Employers are sick of rising health care costs, but that doesn't mean they are not willing to put a few bucks toward employee-wellness programs.
In 2018, roughly one-fourth of employers surveyed by the Society for Human Resource Management provided on-site access to an employee fitness center or subsidies for off-site health club memberships. In a different survey last year, the Kaiser Family Foundation found that more than half of employers offered a wellness program of some sort.
Those employers are now part of the target audience at Wellbeats, a St. Louis Park-based producer of fitness videos that for years has been selling its content into health clubs and military bases.
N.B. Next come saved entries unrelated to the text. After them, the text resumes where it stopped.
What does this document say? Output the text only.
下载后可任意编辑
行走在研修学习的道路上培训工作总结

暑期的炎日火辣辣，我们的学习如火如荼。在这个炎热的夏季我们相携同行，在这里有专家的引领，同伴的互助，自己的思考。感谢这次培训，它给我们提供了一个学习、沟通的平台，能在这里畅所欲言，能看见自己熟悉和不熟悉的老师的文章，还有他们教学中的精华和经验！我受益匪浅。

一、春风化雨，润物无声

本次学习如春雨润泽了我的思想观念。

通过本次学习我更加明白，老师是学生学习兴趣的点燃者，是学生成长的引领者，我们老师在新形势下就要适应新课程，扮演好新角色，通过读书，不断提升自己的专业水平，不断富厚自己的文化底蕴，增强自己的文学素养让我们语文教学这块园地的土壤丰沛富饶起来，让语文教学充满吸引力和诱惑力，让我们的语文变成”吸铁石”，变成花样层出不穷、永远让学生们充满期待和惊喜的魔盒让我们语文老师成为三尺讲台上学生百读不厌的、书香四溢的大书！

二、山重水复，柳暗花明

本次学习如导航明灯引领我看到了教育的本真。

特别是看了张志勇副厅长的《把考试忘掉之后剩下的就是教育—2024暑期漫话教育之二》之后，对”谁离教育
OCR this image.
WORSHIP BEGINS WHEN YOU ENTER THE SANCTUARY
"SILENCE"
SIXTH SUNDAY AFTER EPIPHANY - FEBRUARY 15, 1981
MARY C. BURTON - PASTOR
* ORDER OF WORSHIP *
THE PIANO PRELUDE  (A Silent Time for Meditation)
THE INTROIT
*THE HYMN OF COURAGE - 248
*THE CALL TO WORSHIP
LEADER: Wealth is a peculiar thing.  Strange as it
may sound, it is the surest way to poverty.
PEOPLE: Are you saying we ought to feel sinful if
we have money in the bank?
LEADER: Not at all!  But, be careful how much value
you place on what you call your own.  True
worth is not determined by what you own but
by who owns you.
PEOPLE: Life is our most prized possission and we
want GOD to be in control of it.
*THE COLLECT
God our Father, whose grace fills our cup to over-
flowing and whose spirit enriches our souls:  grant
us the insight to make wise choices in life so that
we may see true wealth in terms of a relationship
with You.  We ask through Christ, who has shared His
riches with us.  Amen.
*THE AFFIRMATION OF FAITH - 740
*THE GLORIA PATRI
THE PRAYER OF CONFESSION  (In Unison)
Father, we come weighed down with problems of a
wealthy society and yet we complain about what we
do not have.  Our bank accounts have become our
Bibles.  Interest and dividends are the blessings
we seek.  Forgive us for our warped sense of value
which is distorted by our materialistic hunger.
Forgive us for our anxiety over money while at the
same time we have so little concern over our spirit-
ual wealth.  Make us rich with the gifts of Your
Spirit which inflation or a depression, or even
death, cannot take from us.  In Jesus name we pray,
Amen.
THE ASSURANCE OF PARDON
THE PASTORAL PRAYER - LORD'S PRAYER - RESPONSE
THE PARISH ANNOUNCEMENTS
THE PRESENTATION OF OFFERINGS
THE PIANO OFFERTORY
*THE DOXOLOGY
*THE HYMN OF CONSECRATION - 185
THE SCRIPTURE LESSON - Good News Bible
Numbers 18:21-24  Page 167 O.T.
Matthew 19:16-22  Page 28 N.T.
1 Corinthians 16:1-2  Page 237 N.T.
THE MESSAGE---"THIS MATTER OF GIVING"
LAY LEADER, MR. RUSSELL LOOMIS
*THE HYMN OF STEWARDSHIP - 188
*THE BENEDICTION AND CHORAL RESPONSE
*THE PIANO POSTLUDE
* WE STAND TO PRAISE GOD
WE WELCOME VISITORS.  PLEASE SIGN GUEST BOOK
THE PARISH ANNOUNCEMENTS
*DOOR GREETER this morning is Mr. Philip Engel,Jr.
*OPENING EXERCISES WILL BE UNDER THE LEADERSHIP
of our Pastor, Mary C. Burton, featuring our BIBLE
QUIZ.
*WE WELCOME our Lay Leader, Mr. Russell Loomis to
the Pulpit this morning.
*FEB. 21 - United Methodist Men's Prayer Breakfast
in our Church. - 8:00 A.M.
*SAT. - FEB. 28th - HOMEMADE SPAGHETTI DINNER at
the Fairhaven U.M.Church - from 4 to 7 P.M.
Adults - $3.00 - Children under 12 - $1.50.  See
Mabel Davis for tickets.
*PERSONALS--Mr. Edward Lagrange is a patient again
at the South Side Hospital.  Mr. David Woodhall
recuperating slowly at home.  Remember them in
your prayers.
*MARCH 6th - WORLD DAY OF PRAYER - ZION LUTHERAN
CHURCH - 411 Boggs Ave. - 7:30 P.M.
Employers became a new focus for the company in 2018, when Wellbeats also started dabbling in the competitive retail market where individuals buy access to online fitness classes through a smartphone app.
At a cost that starts at $1 per employee per month, employers can license fitness content through the Wellbeats app, making on-demand classes available to workers for individual use on computers, tablets and smartphones as well as in group sessions at the office.
"We know that consumers are spending a lot of money on virtual on-demand fitness," said Jason Von Bank, chief executive at Wellbeats. "We know that employees want it … yet less than 1 percent of employers offer it."
David Martin, a longtime employee-benefits specialist in the Twin Cities, said he could see employers willing to give virtual fitness a try.
"Through trial and error, you determine which ones become widely adopted," Martin said, "and which ones go by the wayside."
Wellness programs don't necessarily justify themselves in terms of a hard return-on-investment calculation, Martin said, adding that the motivation is more about "value-on-investment" goals such as happier employees. Those softer measures can be particularly important, he added, in a tight labor market.